Jika banjir datang, sebagai kesiagaan semisal air naik ke permukaan, setidaknya kedudukan rumah ini tinggi. Rumah tak akan dimasuki oleh air banjir tersebut. Walau di sekitar sini hanya rumah paman dan bibinya saja yang panggung seperti ini.
Suara tapakan kaki menggema di ruang tengah sampai pada ruang tamu. Dengan sengaja Rio berlaku demikian, menghentak-hentakkan kaki seiring langkah kakinya. Ia melirik seorang bayi laki-laki yang tengah pulas tertidur di ayunan. Kembali ganas pada tindakannya tadi, Rio makin sengaja menghentak kaki dengan kuat hingga timbulkan bunyi tak nyaman bagi orang yang sedang tertidur.
Sampai di ruang tamu Rio nengok lagi ke belakang. Dengusan kasar keluar dari lubang hidungnya yang mancung. "Gilak bocah gak bangun. Tidur atau mati," umpatnya.

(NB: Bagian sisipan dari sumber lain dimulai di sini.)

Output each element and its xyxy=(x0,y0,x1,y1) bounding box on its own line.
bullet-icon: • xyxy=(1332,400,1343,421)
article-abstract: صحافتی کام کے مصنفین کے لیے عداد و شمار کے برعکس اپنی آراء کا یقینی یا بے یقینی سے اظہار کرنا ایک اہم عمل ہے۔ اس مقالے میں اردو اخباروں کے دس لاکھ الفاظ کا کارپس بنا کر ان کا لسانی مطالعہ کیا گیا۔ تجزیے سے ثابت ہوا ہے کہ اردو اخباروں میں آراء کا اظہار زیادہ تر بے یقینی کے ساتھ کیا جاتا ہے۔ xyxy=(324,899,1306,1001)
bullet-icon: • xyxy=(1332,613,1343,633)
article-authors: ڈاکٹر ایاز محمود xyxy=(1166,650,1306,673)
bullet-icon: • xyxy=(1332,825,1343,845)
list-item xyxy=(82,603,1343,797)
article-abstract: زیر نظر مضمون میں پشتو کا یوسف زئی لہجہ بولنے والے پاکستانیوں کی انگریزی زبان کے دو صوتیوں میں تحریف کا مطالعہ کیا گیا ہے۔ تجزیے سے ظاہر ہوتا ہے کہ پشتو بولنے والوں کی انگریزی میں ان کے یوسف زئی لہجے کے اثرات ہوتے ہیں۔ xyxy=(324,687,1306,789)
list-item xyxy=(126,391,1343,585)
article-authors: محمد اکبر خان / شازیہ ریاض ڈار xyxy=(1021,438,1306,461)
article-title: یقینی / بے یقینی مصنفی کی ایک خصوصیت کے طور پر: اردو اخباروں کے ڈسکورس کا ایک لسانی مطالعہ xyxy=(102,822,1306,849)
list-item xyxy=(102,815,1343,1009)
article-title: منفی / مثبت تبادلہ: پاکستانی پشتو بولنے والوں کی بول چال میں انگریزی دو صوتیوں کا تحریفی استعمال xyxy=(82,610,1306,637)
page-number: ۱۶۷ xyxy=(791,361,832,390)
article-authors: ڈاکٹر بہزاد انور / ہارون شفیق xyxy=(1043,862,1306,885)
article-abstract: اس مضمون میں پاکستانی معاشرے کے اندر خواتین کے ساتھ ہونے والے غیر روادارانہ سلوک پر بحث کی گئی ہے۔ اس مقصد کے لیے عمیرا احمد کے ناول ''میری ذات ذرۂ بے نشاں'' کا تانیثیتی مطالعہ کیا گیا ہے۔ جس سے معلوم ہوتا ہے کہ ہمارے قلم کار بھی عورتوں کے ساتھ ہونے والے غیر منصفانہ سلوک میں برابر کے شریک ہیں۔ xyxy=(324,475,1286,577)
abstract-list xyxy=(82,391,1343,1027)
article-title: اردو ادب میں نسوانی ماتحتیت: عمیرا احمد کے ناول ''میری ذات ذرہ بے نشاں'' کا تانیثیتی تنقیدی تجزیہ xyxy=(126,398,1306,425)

Cowok itu mendudukkan diri di sofa yang tersedia di ruang tamu. Ia kembali main game. Belum puas rasanya kalau belum menang. Mottonya, sih, 'Pantang Mundur Sebelum Menang'. Keren, 'kan?
Tak nyaman duduk, Rio ambil posisi tiduran. Kali ini ia akan main dengan serius dan tentunya lebih fokus lagi. Pokoknya harus menang! Percayalah ... Rio tak akan berhenti main game sampai jam berapapun kalau ia tak menang-menang. Baginya menang adalah suatu keharusan. Rio memang sebatu itu.
Lama di posisi itu Rio jadi makin kegerahan, padahal ia sudah buka baju. Tak ada AC, tak ada juga kipas angin, bikin Rio emosi saja. Matanya menemukan kotak susu yang tergeletak di atas meja. Lantas saja ia keluarkan isi bungkusnya itu dan melipat-lipat asal kardus kotak tersebut untuk kemudian ia gunakan berkipas.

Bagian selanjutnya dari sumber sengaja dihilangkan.